Direct IO for predictable performance

About direct IO, I almost learned all from the project of foyer.

Direct IO is widely used by the database or storage systems, which will bypass the page cache to manage memory by self for better performance.

Nevertheless, for the majority of other systems that are not bound by CPU or I/O constraints, buffer IO is good enough.

So direct IO is not suitable for the most systems, but today I want to introduce this for the bigdata shuffle system. Let me tell you why and how to do this!

Motivation

The issue of https://github.com/zuston/R1/pull/19 has described the problem of buffer IO for the Apache Uniffle.

Without direct IO, the performance is unstable when the page cache is flushing back to the disk under the tight system memory, which will make the RPC of getting data from memory/local disk latency high.

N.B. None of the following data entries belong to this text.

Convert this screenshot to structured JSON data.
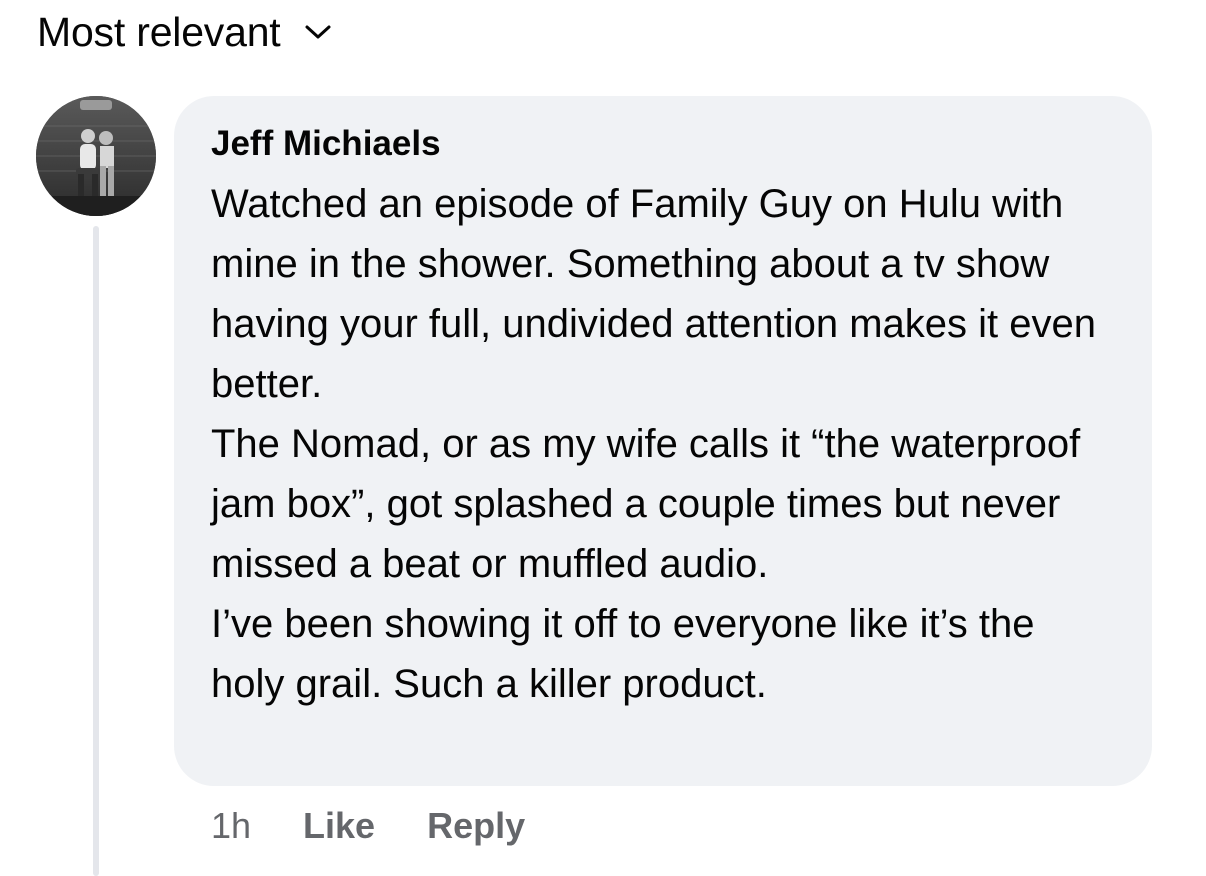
{
  "sort": {
    "label": "Most relevant",
    "icon": "chevron-down-icon"
  },
  "comment": {
    "author": "Jeff Michiaels",
    "paragraphs": [
      "Watched an episode of Family Guy on Hulu with mine in the shower. Something about a tv show having your full, undivided attention makes it even better.",
      "The Nomad, or as my wife calls it “the waterproof jam box”, got splashed a couple times but never missed a beat or muffled audio.",
      "I’ve been showing it off to everyone like it’s the holy grail. Such a killer product."
    ],
    "timestamp": "1h",
    "like_label": "Like",
    "reply_label": "Reply"
  },
  "colors": {
    "bubble": "#f0f2f5",
    "secondary_text": "#65676b",
    "primary_text": "#050505"
  }
}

Actually, for the shuffle based storage, the flush disk blocks size is large like 128M, and for Uniffle, it also will use the large memory to cache data to speed up. From this point, there is no need to use the system page cache.

Requirements

Having enough memory to maintain alignment memory blocks pool for your system
Having the Rust knowledge
Having big enough data(MB+) into the disk

Just do it

Rust standard library of direct flag

The article will only be scoped on the Linux system. And we can activate direct IO directly from the standard library. The code follows as

Write

let path = "/tmp/";
let mut opts = OpenOptions::new();  
opts.create(true).write(true);  
#[cfg(target_os = "linux")]  
{  
    use std::os::unix::fs::OpenOptionsExt;  
    opts.custom_flagsO_DIRECT;
}
let file = opts.open(path)?;
file.write_at(data, offset)?;
file.sync_all()?;

Read

let mut file = File::open(path)?;  
  
#[cfg(target_family = "unix")]  
use std::os::unix::fs::FileExt;

// read_size indicated the size of read
// read_buf is to fill the read data
// read_offset indicates the reading start position
let read_size = file.read_at(&mut read_buf[..], read_offset)?;

That's all, so easy, right?

Alignment of 4K to write and read

The key point is not described in the above code examples. All read/write buffer must be aligned with the 4K, that means the 16K buffer size is legal, but 15K is illegal. Because for the layer of disk hardware, it only accept alignment buffer.

So if you want to write the 1K data into disk, you should do the following steps

Creating the 4K buffer which should be placed in continuous memory region
Filling the 1K data into the 4K buffer from the 0 position
Using the above code example to write the 4K buffer into the disk

Ways to handle different sizes write and read

For different operations to handle 4K alignment as follows

Read with 5K (>4K)

Creating the 8K buffer
Reading
Remove the tail 3K data for invoking side

Read with 3K

Creating the 4K buffer
Reading
Remove the tail 1K data

Write with 5K

Creating the 8K buffer
Write the data into disk

Attention: when reading, you must to filter out the extra data that is the cost.

Append with 5K in multi times

For the first round that the file haven't any data

Creating the 8K buffer
Write the data into disk

Pasted image 20250214161149.png

For the second round with 5K that the file has data

Pasted image 20250214160559.png

Reading the tail of 1K (5K - 4K) data from disk (that is written by the last round writing)
Use the step1's 1K + 5K = 6K to align with 4K, so you have to use the 4K * 2 = 8K buffer, creating it
Append the data

Alignment memory buffer pool

Above the examples, we know we have to request the continuous memory region. If the machine don't have the enough memory, the page fault will occur.

for the direct io, we have to self manage the align buffer and disk block, if you don't use aligned buffer pool, the page fault will occur frequently, that will also make system load high. (this has be shown in the above screenshot)

For the project of riffle, I created total 4 * 1024 / 16 number buffers and one buffer has 16M.

Let's see the metrics of machine with and without buffer pool.

Pasted image 20250214161709.png
The cpu system user load is lower than the previous load without buffer pool, because the previous case cost too much time on request memory.

Small but effective optimization trick

When flushing the 10G big data into the file, you can split this operation into multi append operations to avoid requesting too large continuous memory region, that will burden the system load and slow down service.